Ia menyimpulkan bahwa pukulannya mungkin kurang kuat. Memasuki minggu ketiga, ia mengubah cara kerjanya. Ia tidak lagi mengejar kecepatan, melainkan kekuatan penuh. Ia mengerahkan seluruh tenaga ototnya dalam setiap hantaman.

Ia memukul batang pohon dengan tenaga yang meledak-ledak. Namun, suara kapaknya tak lagi terdengar renyah membelah kayu. Bunyinya tumpul dan berat, seolah ia sedang memukuli tembok karet.

Hasil minggu ketiga makin merosot. Hanya sepuluh pohon yang tumbang. Rasa frustrasi mulai merayapi pikirannya, namun egonya menolak untuk menyerah. Ia merasa tubuhnya yang bermasalah.

Minggu keempat menjadi puncak kekecewaannya. Kapaknya sering memantul saat mengenai kayu keras. Setiap pohon butuh ribuan pukulan untuk tumbang. Tenaganya terkuras habis hanya untuk satu pohon.

Akhirnya, minggu itu ia hanya membawa pulang lima batang pohon. Tubuhnya pegal luar biasa, telapak tangannya lecet parah, dan ia merasa tenaganya sudah lenyap tak bersisa.

Dengan langkah gontai, ia mendatangi pondok seniornya. Wajahnya penuh rasa malu. "Pak, maafkan saya. Saya rasa fisik saya tidak sekuat yang Bapak kira."

"Saya sudah memukul sekuat tenaga, saya kurangi istirahat, saya fokus penuh.

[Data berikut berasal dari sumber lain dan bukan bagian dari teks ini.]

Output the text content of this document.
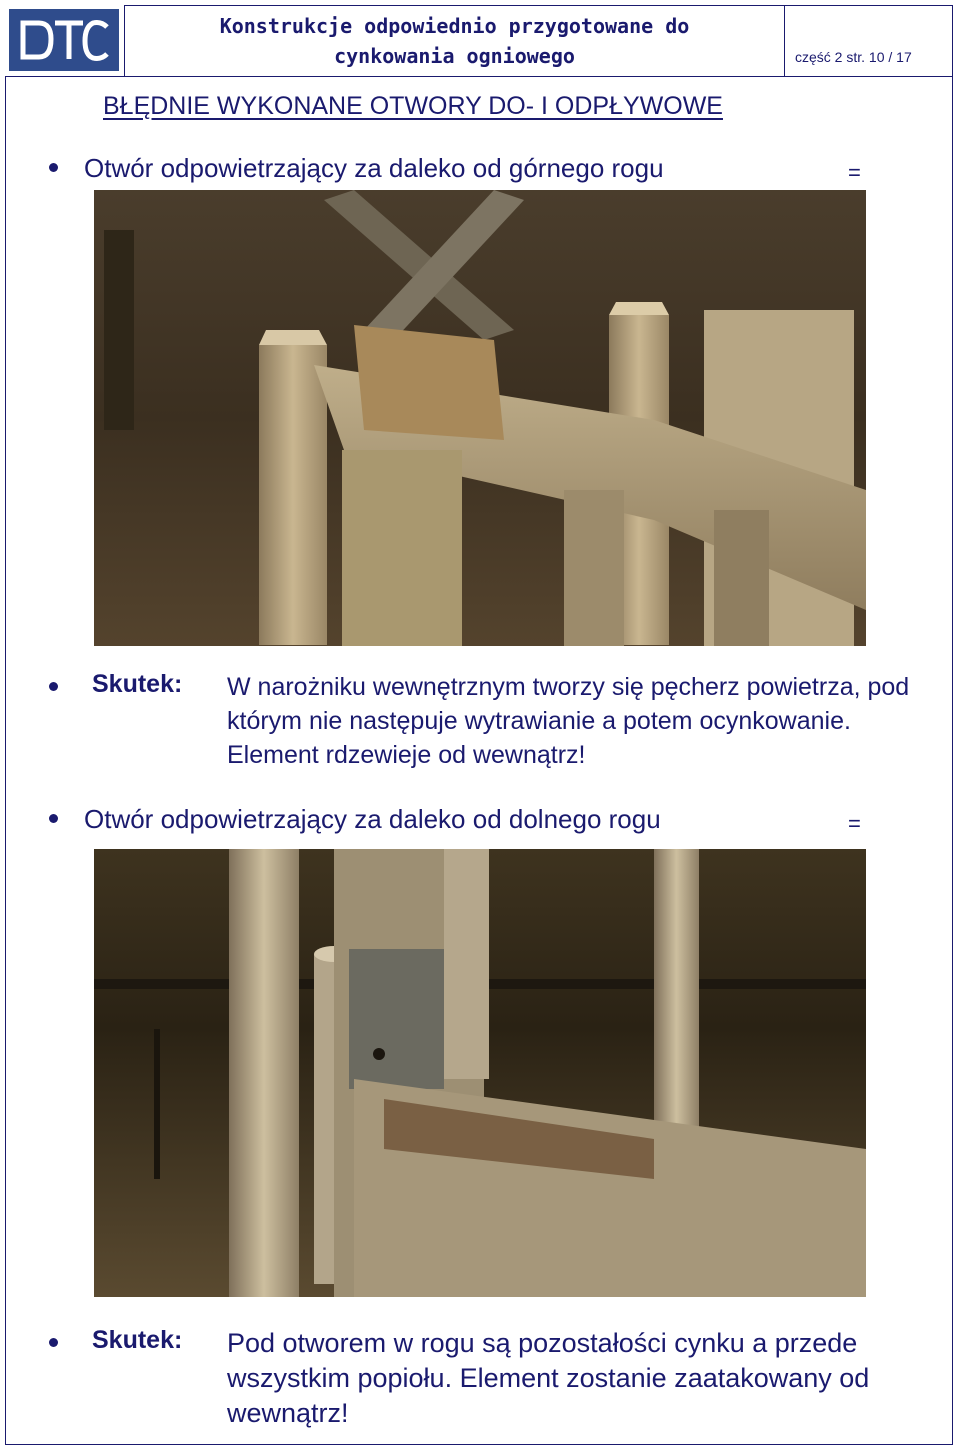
Konstrukcje odpowiednio przygotowane do
cynkowania ogniowego	część 2 str. 10 / 17
BŁĘDNIE WYKONANE OTWORY DO- I ODPŁYWOWE
Otwór odpowietrzający za daleko od górnego rogu	=
Skutek: W narożniku wewnętrznym tworzy się pęcherz powietrza, pod którym nie następuje wytrawianie a potem ocynkowanie. Element rdzewieje od wewnątrz!
Otwór odpowietrzający za daleko od dolnego rogu	=
Skutek: Pod otworem w rogu są pozostałości cynku a przede wszystkim popiołu. Element zostanie zaatakowany od wewnątrz!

Tapi hasilnya malah hancur. Mungkin saya memang tidak berbakat."

Penebang senior itu menatapnya dengan tenang, lalu tersenyum tipis. Ia mengajukan satu pertanyaan sederhana. "Nak, sudahkah kamu mengasah kapakmu? Kapan kamu terakhir melakukannya"

Pemuda itu terdiam. Ia terpaku di tempatnya. Pertanyaan itu seketika menyadarkannya akan satu hal fatal yang ia lupakan karena terlalu sibuk memukul.

"Mengasah kapak?" gumamnya pelan. "Saya tidak sempat, Pak. Saya terlalu sibuk mengejar target pohon. Saya pikir berhenti bekerja untuk mengasah kapak hanya akan mengurangi waktu saya dalam bekerja."

Sang senior menggeleng. "Di situlah letak kesalahanmu. Kau membuang seluruh tenagamu pada alat yang tumpul. Tenaga sebesar apa pun akan sia-sia jika mata kapaknya tidak tajam."

"Kau bekerja keras, tapi kau lupa merawat alat utamamu. Ingatlah, kadang berhenti sejenak untuk mengasah kapak justru membawa keberhasilan yang lebih besar.""

Saat itu juga, pemuda tersebut tersadar dari kekeliruannya. Ia mengerti bahwa ketekunan bukan hanya soal seberapa keras ia memukul tanpa henti, tetapi juga tentang kesediaan untuk berhenti sejenak demi mengasah kapak agar setiap tetes keringat yang dikeluarkannya tidak terbuang percuma.